Sunday, April 23rd 2006, 9:24PM
by Jenny Ruth
Bollard’s last move was in December when he raised the official cash rate (OCR) to 7.25%.
There is a range of views amongst economists about when rate cuts will start. ANZ/National Bank has pushed its expectations of a rate cut back from September to December due to recent economic news.
ANZ/National’s change of mind brings it into line with Bank of New Zealand’s view that the first rate cut will be in December at the earliest and that there’s a big risk it will be later.
BNZ also notes that the government’s Working for Families package kicked in from April 1, providing substantial economic stimulus.

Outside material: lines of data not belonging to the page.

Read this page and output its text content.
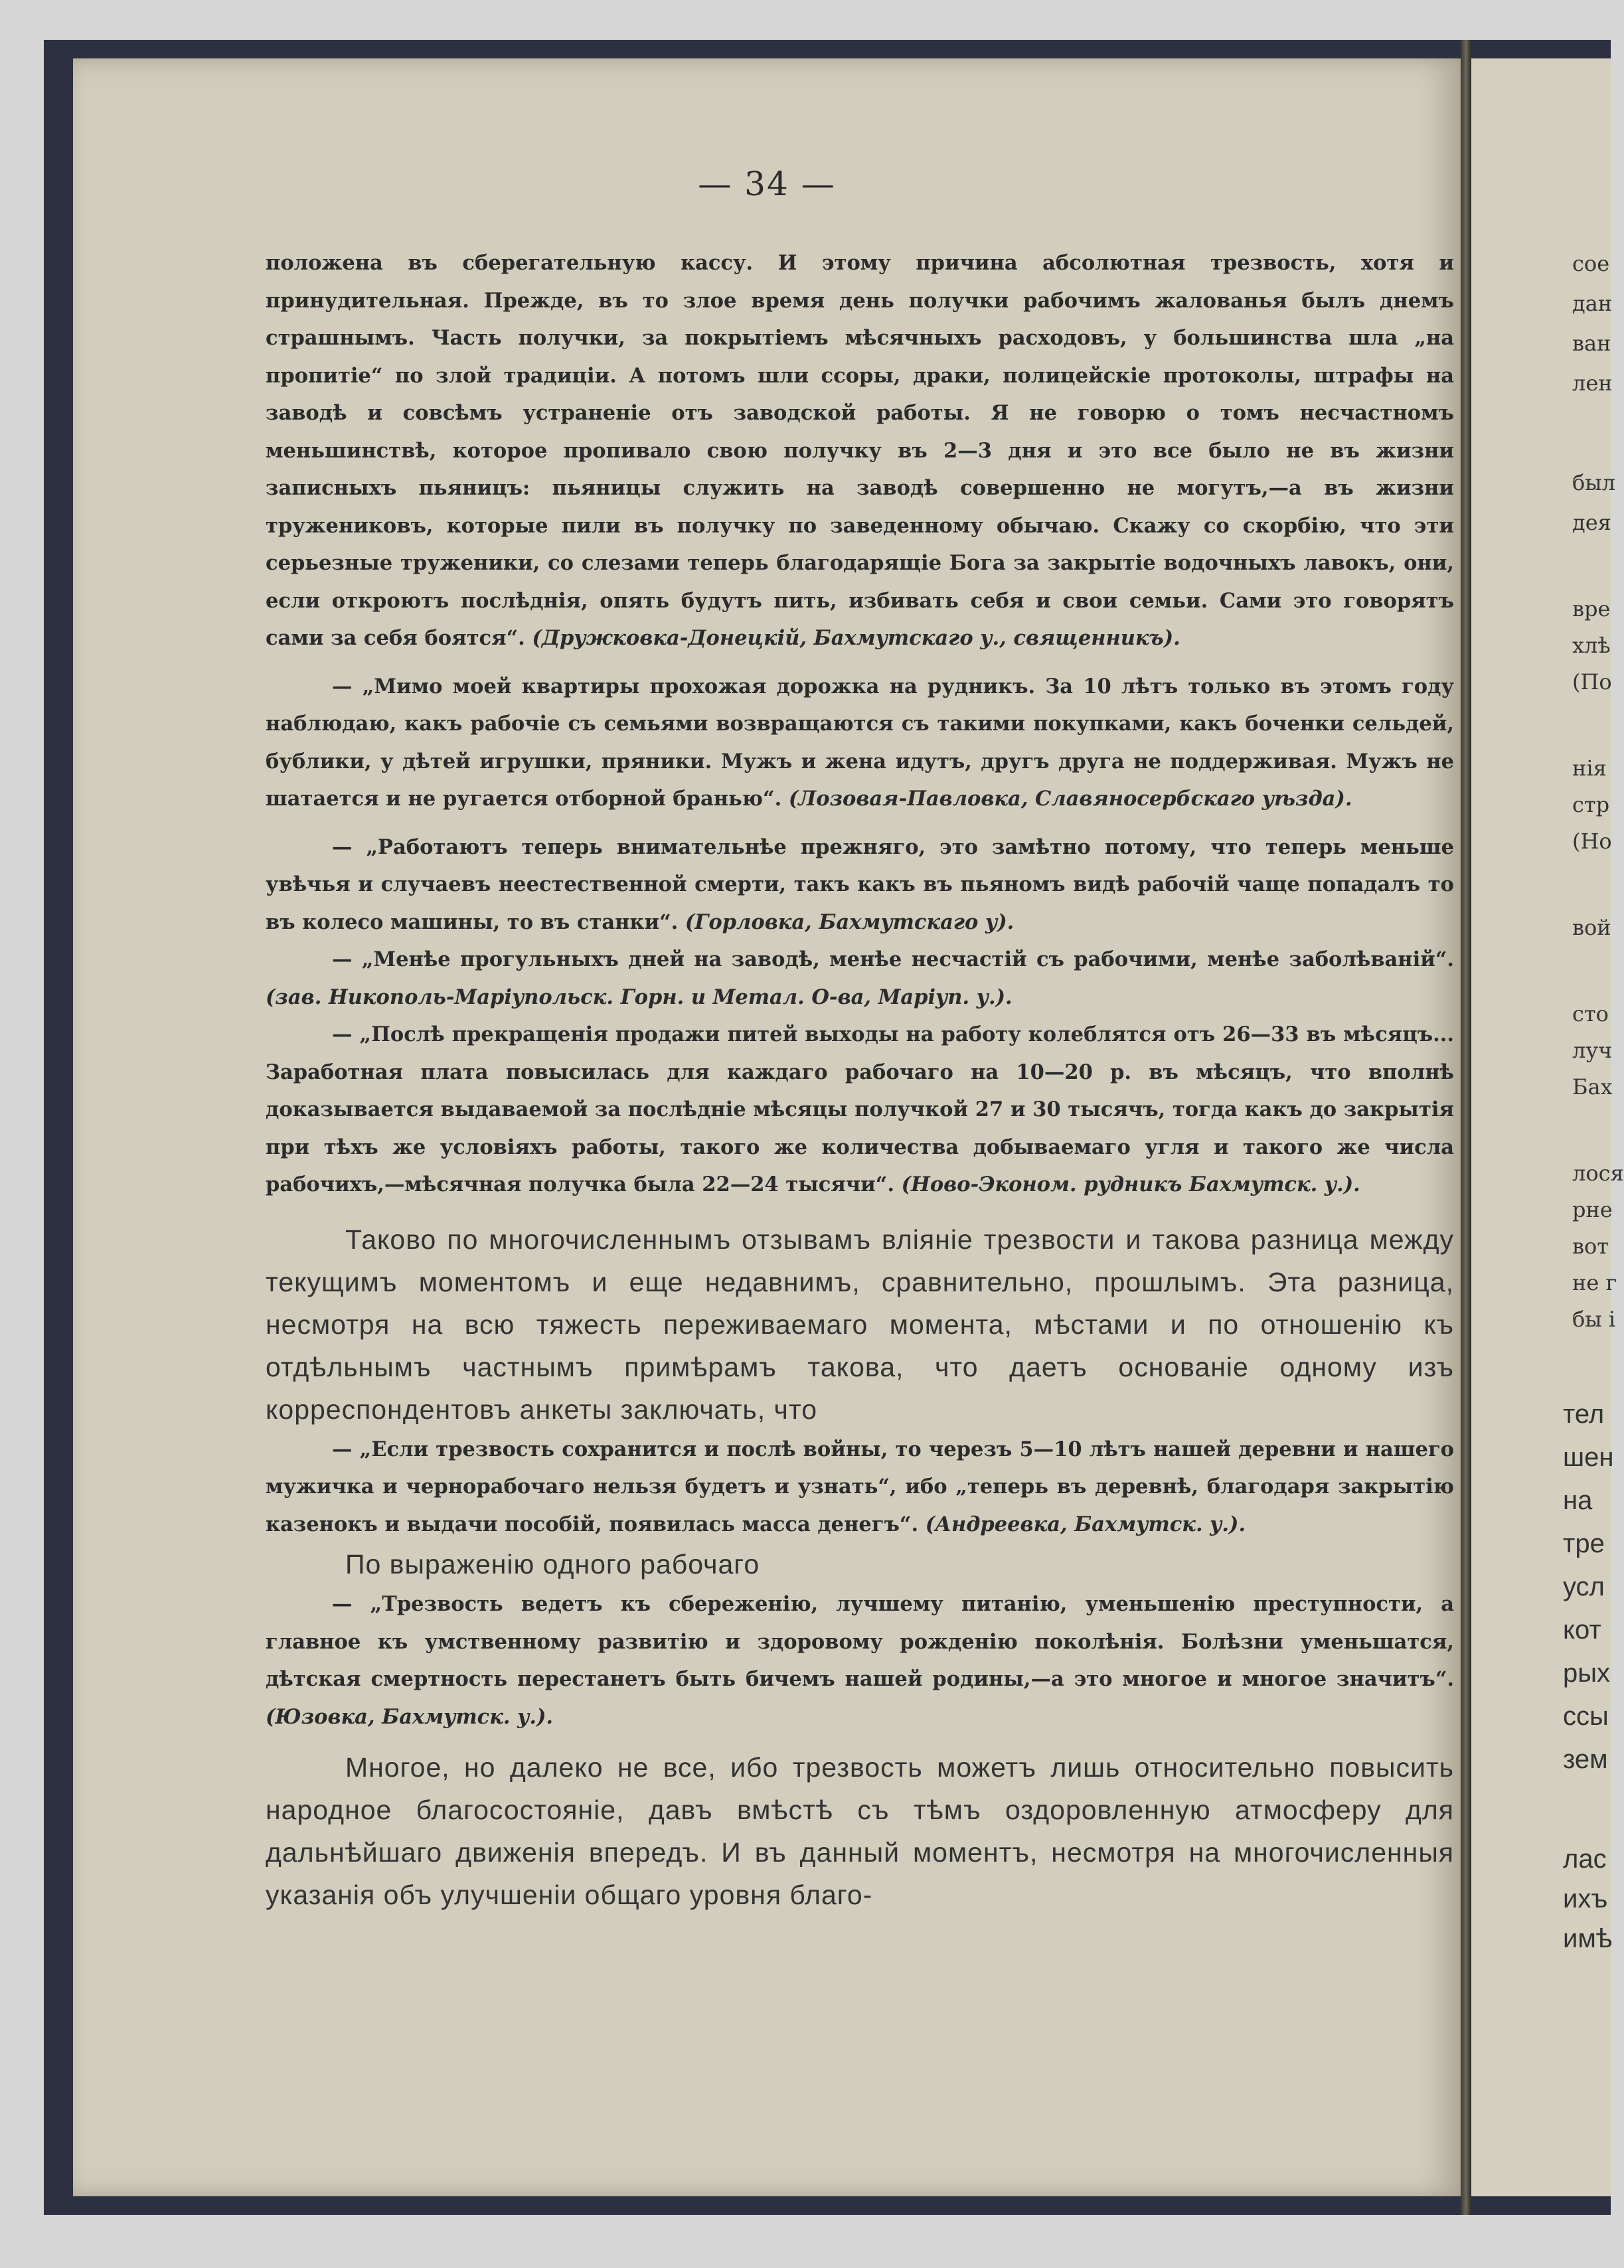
— 34 —

положена въ сберегательную кассу. И этому причина абсолютная трезвость, хотя и принудительная. Прежде, въ то злое время день получки рабочимъ жалованья былъ днемъ страшнымъ. Часть получки, за покрытіемъ мѣсячныхъ расходовъ, у большинства шла „на пропитіе“ по злой традиціи. А потомъ шли ссоры, драки, полицейскіе протоколы, штрафы на заводѣ и совсѣмъ устраненіе отъ заводской работы. Я не говорю о томъ несчастномъ меньшинствѣ, которое пропивало свою получку въ 2—3 дня и это все было не въ жизни записныхъ пьяницъ: пьяницы служить на заводѣ совершенно не могутъ,—а въ жизни тружениковъ, которые пили въ получку по заведенному обычаю. Скажу со скорбію, что эти серьезные труженики, со слезами теперь благодарящіе Бога за закрытіе водочныхъ лавокъ, они, если откроютъ послѣднія, опять будутъ пить, избивать себя и свои семьи. Сами это говорятъ сами за себя боятся“. (Дружковка-Донецкій, Бахмутскаго у., священникъ).

— „Мимо моей квартиры прохожая дорожка на рудникъ. За 10 лѣтъ только въ этомъ году наблюдаю, какъ рабочіе съ семьями возвращаются съ такими покупками, какъ боченки сельдей, бублики, у дѣтей игрушки, пряники. Мужъ и жена идутъ, другъ друга не поддерживая. Мужъ не шатается и не ругается отборной бранью“. (Лозовая-Павловка, Славяносербскаго уѣзда).

— „Работаютъ теперь внимательнѣе прежняго, это замѣтно потому, что теперь меньше увѣчья и случаевъ неестественной смерти, такъ какъ въ пьяномъ видѣ рабочій чаще попадалъ то въ колесо машины, то въ станки“. (Горловка, Бахмутскаго у).

— „Менѣе прогульныхъ дней на заводѣ, менѣе несчастій съ рабочими, менѣе заболѣваній“. (зав. Никополь-Маріупольск. Горн. и Метал. О-ва, Маріуп. у.).

— „Послѣ прекращенія продажи питей выходы на работу колеблятся отъ 26—33 въ мѣсяцъ... Заработная плата повысилась для каждаго рабочаго на 10—20 р. въ мѣсяцъ, что вполнѣ доказывается выдаваемой за послѣдніе мѣсяцы получкой 27 и 30 тысячъ, тогда какъ до закрытія при тѣхъ же условіяхъ работы, такого же количества добываемаго угля и такого же числа рабочихъ,—мѣсячная получка была 22—24 тысячи“. (Ново-Эконом. рудникъ Бахмутск. у.).

Таково по многочисленнымъ отзывамъ вліяніе трезвости и такова разница между текущимъ моментомъ и еще недавнимъ, сравнительно, прошлымъ. Эта разница, несмотря на всю тяжесть переживаемаго момента, мѣстами и по отношенію къ отдѣльнымъ частнымъ примѣрамъ такова, что даетъ основаніе одному изъ корреспондентовъ анкеты заключать, что

— „Если трезвость сохранится и послѣ войны, то черезъ 5—10 лѣтъ нашей деревни и нашего мужичка и чернорабочаго нельзя будетъ и узнать“, ибо „теперь въ деревнѣ, благодаря закрытію казенокъ и выдачи пособій, появилась масса денегъ“. (Андреевка, Бахмутск. у.).

По выраженію одного рабочаго

— „Трезвость ведетъ къ сбереженію, лучшему питанію, уменьшенію преступности, а главное къ умственному развитію и здоровому рожденію поколѣнія. Болѣзни уменьшатся, дѣтская смертность перестанетъ быть бичемъ нашей родины,—а это многое и многое значитъ“. (Юзовка, Бахмутск. у.).

Многое, но далеко не все, ибо трезвость можетъ лишь относительно повысить народное благосостояніе, давъ вмѣстѣ съ тѣмъ оздоровленную атмосферу для дальнѣйшаго движенія впередъ. И въ данный моментъ, несмотря на многочисленныя указанія объ улучшеніи общаго уровня благо-

сое
дан
ван
лен
был
дея
вре
хлѣ
(По
нія
стр
(Но
вой
сто
луч
Бах
лося
рне
вот
не г
бы і
тел
шен
на
тре
усл
кот
рых
ссы
зем
лас
ихъ
имѣ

Other economists are more sanguine. Robin Clements at UBS New Zealand says he continues to pencil in a start to the easing cycle for June or July.
"The real economy is slowing faster than the Reserve Bank envisaged, while the labour/housing risks look under control," Clements says.
Westpac is also expecting the central bank to start cutting rates in July. Petrol price increases will drive the headline inflation rate higher "but real activity indicators have been weak and will, in time, bring lower domestic inflation."
Daniel Wills at ASB Bank still puts the earliest OCR cut at September or October. He notes that the wholesale interest rate market is pricing in an above 50% chance of rate cuts from September.
Darren Gibbs at Deutsche Bank says he expects Bollard will make it clear that the case for an easing at the September or October reviews is yet to be proven.
He still expects a September easing "although the balance of risks around this call are heavily skewed towards a later easing."